Breast cancer unites women under a common banner of hope. But different minority populations, as well as subgroups within those populations, face distinct challenges and risk factors when it comes to breast health.
“We tend to (group) everything in terms that ‘one size fits all’ as opposed to looking at the disease as it impacts different populations,” said Lovell Jones, director of the Center for Research on Minority Health at the MD Anderson Cancer Center in Houston, and co-founder of the Intercultural Cancer Council.
There’s been a push in recent years to personalize medicine and policy to address the specific social, environmental and genetic risk factors of those subgroups for more effective screening and treatment. Until that happens on an institutional level, it’s up to individuals and their doctors to understand individual risks.
Though Caucasians have the highest incidence of breast cancer overall, African-American women have the highest rates of pre-menopausal breast cancer and are more likely to die from the disease at any age.

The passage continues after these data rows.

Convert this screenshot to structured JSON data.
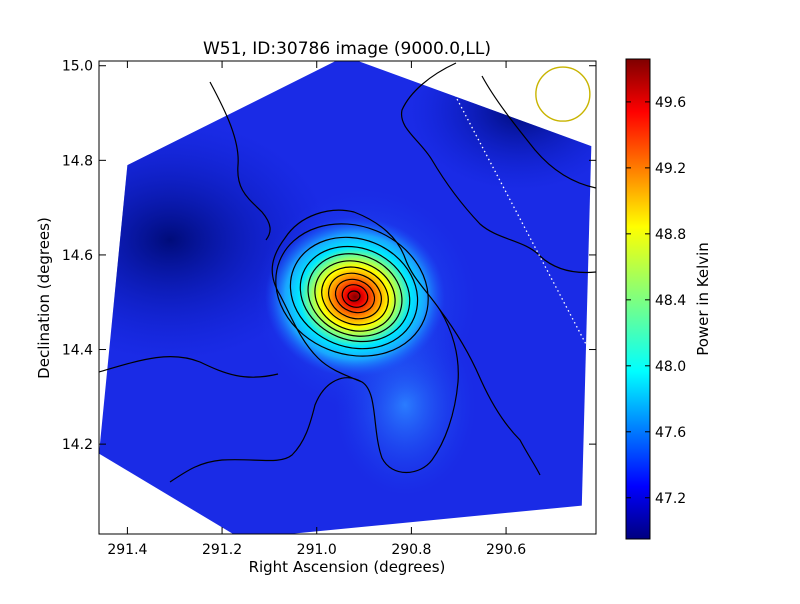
{
  "chart_data": {
    "type": "heatmap",
    "title": "W51, ID:30786 image (9000.0,LL)",
    "xlabel": "Right Ascension (degrees)",
    "ylabel": "Declination (degrees)",
    "xlim": [
      291.46,
      290.41
    ],
    "ylim": [
      14.01,
      15.01
    ],
    "x_ticks": [
      291.4,
      291.2,
      291.0,
      290.8,
      290.6
    ],
    "x_tick_labels": [
      "291.4",
      "291.2",
      "291.0",
      "290.8",
      "290.6"
    ],
    "y_ticks": [
      14.2,
      14.4,
      14.6,
      14.8,
      15.0
    ],
    "y_tick_labels": [
      "14.2",
      "14.4",
      "14.6",
      "14.8",
      "15.0"
    ],
    "colorbar": {
      "label": "Power in Kelvin",
      "range": [
        46.95,
        49.86
      ],
      "ticks": [
        47.2,
        47.6,
        48.0,
        48.4,
        48.8,
        49.2,
        49.6
      ],
      "tick_labels": [
        "47.2",
        "47.6",
        "48.0",
        "48.4",
        "48.8",
        "49.2",
        "49.6"
      ],
      "colormap": "jet"
    },
    "peak": {
      "x": 290.92,
      "y": 14.51,
      "value": 49.86
    },
    "map_footprint": "rotated square, corners at approx. (291.40, 14.79), (290.94, 15.02), (290.42, 14.83), (290.44, 14.07), (291.16, 14.00), (291.46, 14.18)",
    "beam_circle": {
      "center_x": 290.48,
      "center_y": 14.94,
      "color": "#c8b400"
    },
    "dotted_line": {
      "from": [
        290.73,
        14.98
      ],
      "to": [
        290.42,
        14.39
      ],
      "color": "#ffffff"
    },
    "contour_color": "#000000"
  },
  "colors": {
    "background": "#ffffff",
    "map_base": "#1a2be6",
    "map_dark": "#000c8a",
    "peak": "#7a0000",
    "beam": "#c8b400"
  }
}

Socioeconomic status and inadequate access to quality health care are partly to blame for higher morbidity among black women, but genes also play an important role, especially in the younger set, Jones said.
African-American women are more than twice as likely as white women to be diagnosed with early-onset, virulent tumors called triple-negatives, so named because they are not fueled by estrogen, progesterone or the HER2neu protein and therefore do not respond to current therapies that block or eliminate those hormones. Women in West Africa are similarly afflicted, Jones said.
Triple-negatives can be removed through surgery if caught early. Trouble is, young women and African-American women tend to have particularly dense breast tissue, making it hard for even a mammogram to catch some tumors.